The belief that utility providers don’t care about customer experience persists to the present day, and not without reason. However, it doesn’t have to be that way, as Loyalty360 learned from a presentation at Forrester’s CX SF 2019 conference. Michael Williams, Principal Manager of Customer Engagement, Customer Programs, & Services for Southern California Edison, and Nancy Porte, Vice President of Global Customer Experience for Verint,  showed how the utility space can embrace customer centricity.
Williams noted that Southern California Edison made the change out of necessity. With new utility options appearing on the market, consumers and businesses in his state have unprecedented choice. In addition, California’s energy regulations have put a great burden of liability on energy companies. These companies are held responsible for wildfires, and if state regulations deem a consumer at risk, Southern California Edison is required to disconnect service.
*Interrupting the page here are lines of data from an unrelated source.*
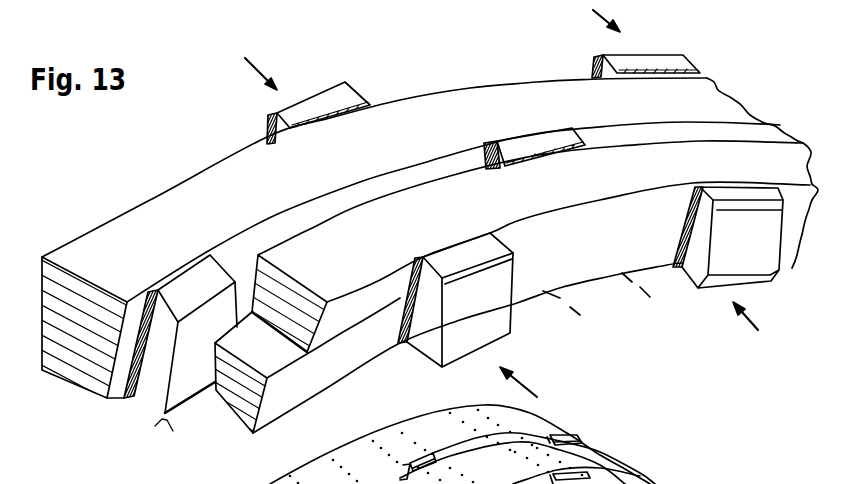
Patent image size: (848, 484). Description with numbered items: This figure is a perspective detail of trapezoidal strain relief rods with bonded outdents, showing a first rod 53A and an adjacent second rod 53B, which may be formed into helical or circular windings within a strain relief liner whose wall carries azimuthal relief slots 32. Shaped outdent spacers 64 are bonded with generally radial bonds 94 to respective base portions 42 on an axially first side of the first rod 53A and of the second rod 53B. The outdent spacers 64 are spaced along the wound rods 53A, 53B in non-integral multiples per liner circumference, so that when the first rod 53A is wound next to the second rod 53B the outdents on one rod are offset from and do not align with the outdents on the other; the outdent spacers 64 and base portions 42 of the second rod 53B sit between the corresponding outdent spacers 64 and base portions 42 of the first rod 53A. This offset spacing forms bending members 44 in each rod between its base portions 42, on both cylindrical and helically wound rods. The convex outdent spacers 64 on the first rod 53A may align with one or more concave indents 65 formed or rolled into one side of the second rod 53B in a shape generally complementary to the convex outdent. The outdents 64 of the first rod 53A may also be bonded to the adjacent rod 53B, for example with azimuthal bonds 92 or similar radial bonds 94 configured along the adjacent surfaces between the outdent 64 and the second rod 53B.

The azimuthal relief slots 32 is at (321, 223).
The base portions 42 is at (100, 211).
The bending members 44 is at (56, 235).
The first rod 53A is at (125, 423).
The second rod 53B is at (164, 450).
The outdent spacers 64 is at (165, 401).
The concave indents 65 is at (172, 433).
The azimuthal bonds 92 is at (214, 391).
The radial bonds 94 is at (128, 395).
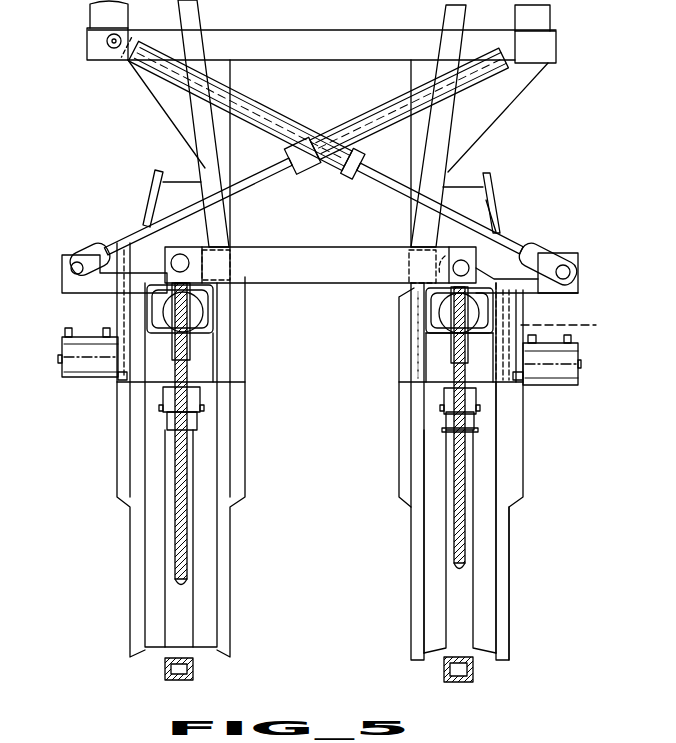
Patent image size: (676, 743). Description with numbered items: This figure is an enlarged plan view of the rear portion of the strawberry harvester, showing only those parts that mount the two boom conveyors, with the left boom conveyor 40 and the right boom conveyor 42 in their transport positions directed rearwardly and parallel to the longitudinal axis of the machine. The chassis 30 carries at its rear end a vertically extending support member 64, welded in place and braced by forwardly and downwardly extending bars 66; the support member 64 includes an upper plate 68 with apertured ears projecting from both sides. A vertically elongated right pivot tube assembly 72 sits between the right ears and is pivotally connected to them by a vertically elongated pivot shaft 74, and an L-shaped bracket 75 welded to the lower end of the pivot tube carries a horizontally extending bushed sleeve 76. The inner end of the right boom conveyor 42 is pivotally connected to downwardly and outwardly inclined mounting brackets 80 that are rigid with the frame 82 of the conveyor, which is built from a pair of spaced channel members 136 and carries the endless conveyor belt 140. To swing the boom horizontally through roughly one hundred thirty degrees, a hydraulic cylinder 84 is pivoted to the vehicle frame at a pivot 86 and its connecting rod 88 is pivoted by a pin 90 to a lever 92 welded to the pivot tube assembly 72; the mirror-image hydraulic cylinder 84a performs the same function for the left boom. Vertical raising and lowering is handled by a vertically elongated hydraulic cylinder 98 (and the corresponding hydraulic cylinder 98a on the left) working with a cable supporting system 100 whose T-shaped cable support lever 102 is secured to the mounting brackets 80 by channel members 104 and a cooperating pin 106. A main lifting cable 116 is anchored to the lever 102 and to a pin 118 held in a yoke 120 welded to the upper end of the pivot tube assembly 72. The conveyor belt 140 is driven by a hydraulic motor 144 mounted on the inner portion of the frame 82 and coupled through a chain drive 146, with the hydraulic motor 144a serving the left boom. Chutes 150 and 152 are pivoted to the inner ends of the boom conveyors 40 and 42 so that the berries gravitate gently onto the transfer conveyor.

The chassis 30 is at (318, 22).
The left boom conveyor 40 is at (300, 461).
The right boom conveyor 42 is at (499, 481).
The support member 64 is at (322, 247).
The bars 66 is at (205, 145).
The upper plate 68 is at (262, 245).
The right pivot tube assembly 72 is at (492, 228).
The pivot shaft 74 is at (443, 268).
The bracket 75 is at (498, 316).
The bushed sleeve 76 is at (500, 249).
The mounting brackets 80 is at (402, 428).
The frame 82 is at (527, 562).
The hydraulic cylinder 84 is at (243, 98).
The hydraulic cylinder 84a is at (362, 112).
The pivot 86 is at (106, 42).
The connecting rod 88 is at (393, 197).
The pin 90 is at (572, 272).
The lever 92 is at (570, 292).
The hydraulic cylinder 98 is at (445, 318).
The hydraulic cylinder 98a is at (198, 312).
The cable supporting system 100 is at (438, 522).
The cable support lever 102 is at (462, 618).
The channel members 104 is at (450, 400).
The pin 106 is at (478, 418).
The main lifting cable 116 is at (458, 543).
The pin 118 is at (440, 298).
The yoke 120 is at (445, 345).
The channel members 136 is at (415, 596).
The conveyor belt 140 is at (432, 562).
The hydraulic motor 144 is at (568, 354).
The hydraulic motor 144a is at (108, 385).
The chain drive 146 is at (582, 333).
The chute 150 is at (150, 186).
The chute 152 is at (460, 185).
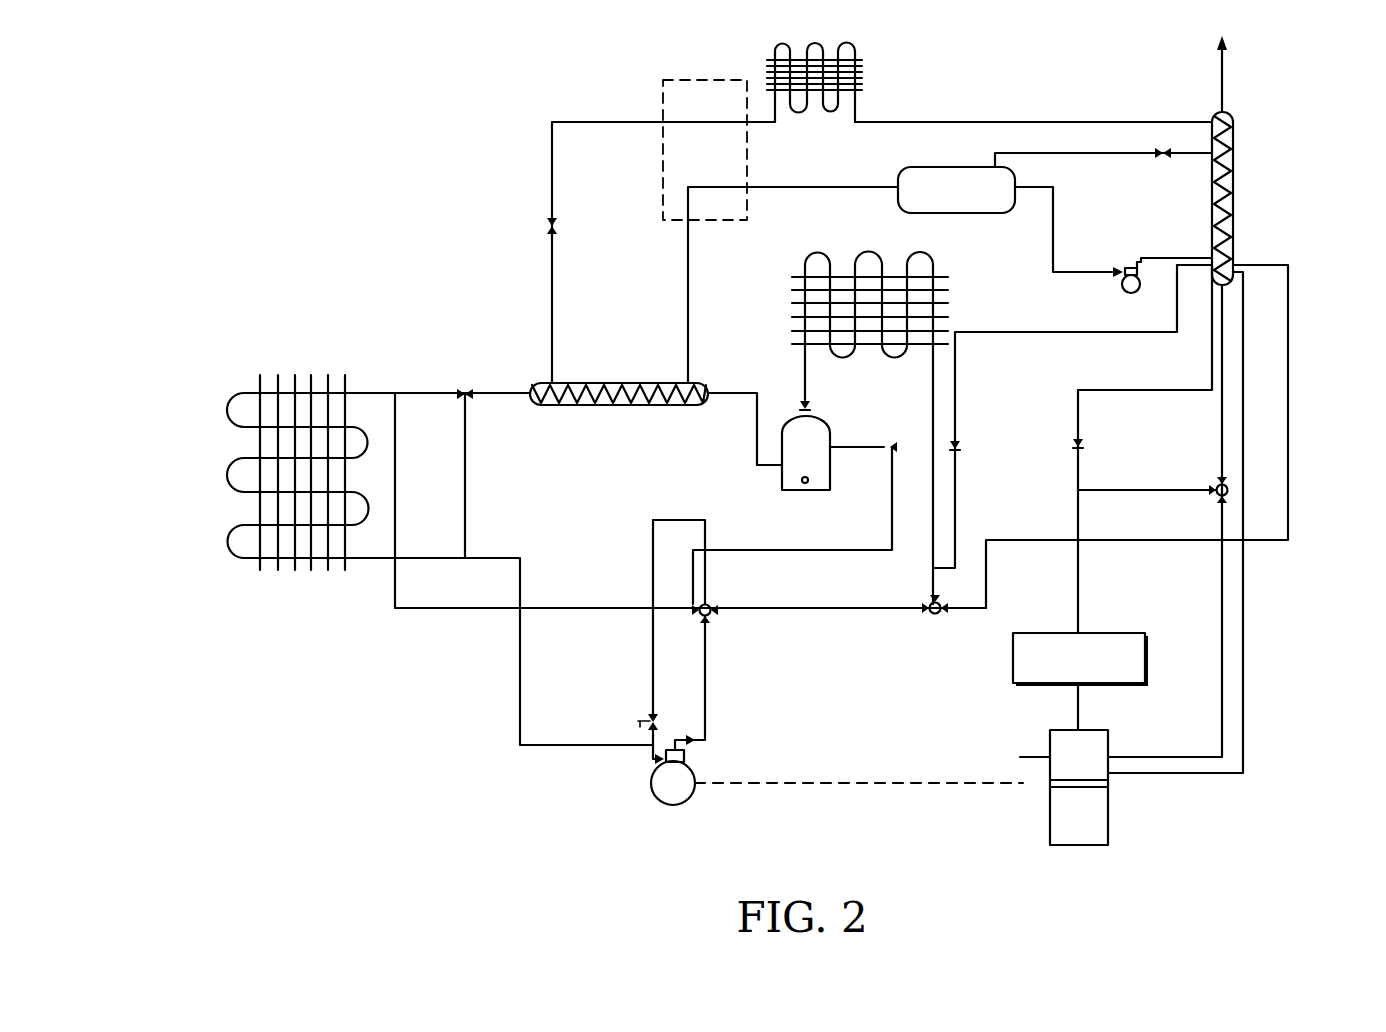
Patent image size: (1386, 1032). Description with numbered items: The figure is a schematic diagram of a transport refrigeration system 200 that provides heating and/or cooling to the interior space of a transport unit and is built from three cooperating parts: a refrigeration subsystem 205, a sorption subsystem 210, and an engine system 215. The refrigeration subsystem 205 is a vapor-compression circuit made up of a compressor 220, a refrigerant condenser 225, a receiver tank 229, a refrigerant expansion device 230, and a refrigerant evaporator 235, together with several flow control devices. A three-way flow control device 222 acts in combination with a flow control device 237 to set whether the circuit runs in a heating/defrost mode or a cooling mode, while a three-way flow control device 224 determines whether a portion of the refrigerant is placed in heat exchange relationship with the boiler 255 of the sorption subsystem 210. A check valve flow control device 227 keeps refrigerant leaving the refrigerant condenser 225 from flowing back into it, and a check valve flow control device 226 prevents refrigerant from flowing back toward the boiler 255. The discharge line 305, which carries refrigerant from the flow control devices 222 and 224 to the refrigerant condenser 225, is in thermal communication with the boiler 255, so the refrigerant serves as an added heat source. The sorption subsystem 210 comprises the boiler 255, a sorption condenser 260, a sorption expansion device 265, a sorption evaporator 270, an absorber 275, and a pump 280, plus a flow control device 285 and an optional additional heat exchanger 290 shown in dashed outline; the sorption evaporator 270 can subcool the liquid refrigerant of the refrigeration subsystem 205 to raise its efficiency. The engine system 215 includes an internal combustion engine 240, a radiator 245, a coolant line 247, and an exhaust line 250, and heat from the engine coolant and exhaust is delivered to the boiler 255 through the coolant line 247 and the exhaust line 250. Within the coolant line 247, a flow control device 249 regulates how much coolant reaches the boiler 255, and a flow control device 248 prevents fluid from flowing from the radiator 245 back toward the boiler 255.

The company is stuck explaining this disconnection to its paying customer.
Williams summed up the challenge, saying, “How do we enable customers, give them a phenomenal experience while at the same time maintaining relevance in a space that, while we are not supposed to be competitive, we feel the competitive forces coming against us?”
The answer was heavy investment in customer experience initiatives, and Verint was brought on board to help Southern California Edison achieve them. When Williams first arrived at Southern California Edison, the company’s focus was limited to traditional metrics such as JD Power Score, which he said simply does not paint a full picture. Now, the company puts great emphasis on VoC.
However, hearing VoC has proven difficult, as the company’s business and consumer data have largely been separated on different platforms. Williams noted that Southern California Edison is now aggressively working toward data centralization, including both data governance and data acquisition.
Williams also noted that Voice of Employee data has become an absolute necessity to achieve a customer experience transformation. The company took the initiative to empower employees to give feedback so that leadership could get a better sense of where the snags in the customer journey lie.
Porte asked Williams what his advice was for getting executive buy-in on customer experience initiatives when resources are limited. He replied that the right metrics make justification by ROI perfectly clear. At the end of the day, customer experience is about the bottom line.
Williams noted that customer experience transformations have seen excellent results. Notably, consumers are taking to enrollment in automatic payments, which is up 72 percent. This increase shows both an increase in consumer trust and an improved customer journey.
Interestingly, Porte noted that 65 percent of customer interactions now see first-time success. That figure is quite high, but she stated that she and the Verint team maintain that the most successful companies look at the remaining 35 percent and figure out why they didn’t succeed and where they went. Southern California Edison is now dedicated to regularly analyzing the customer journey and adjusting as needed.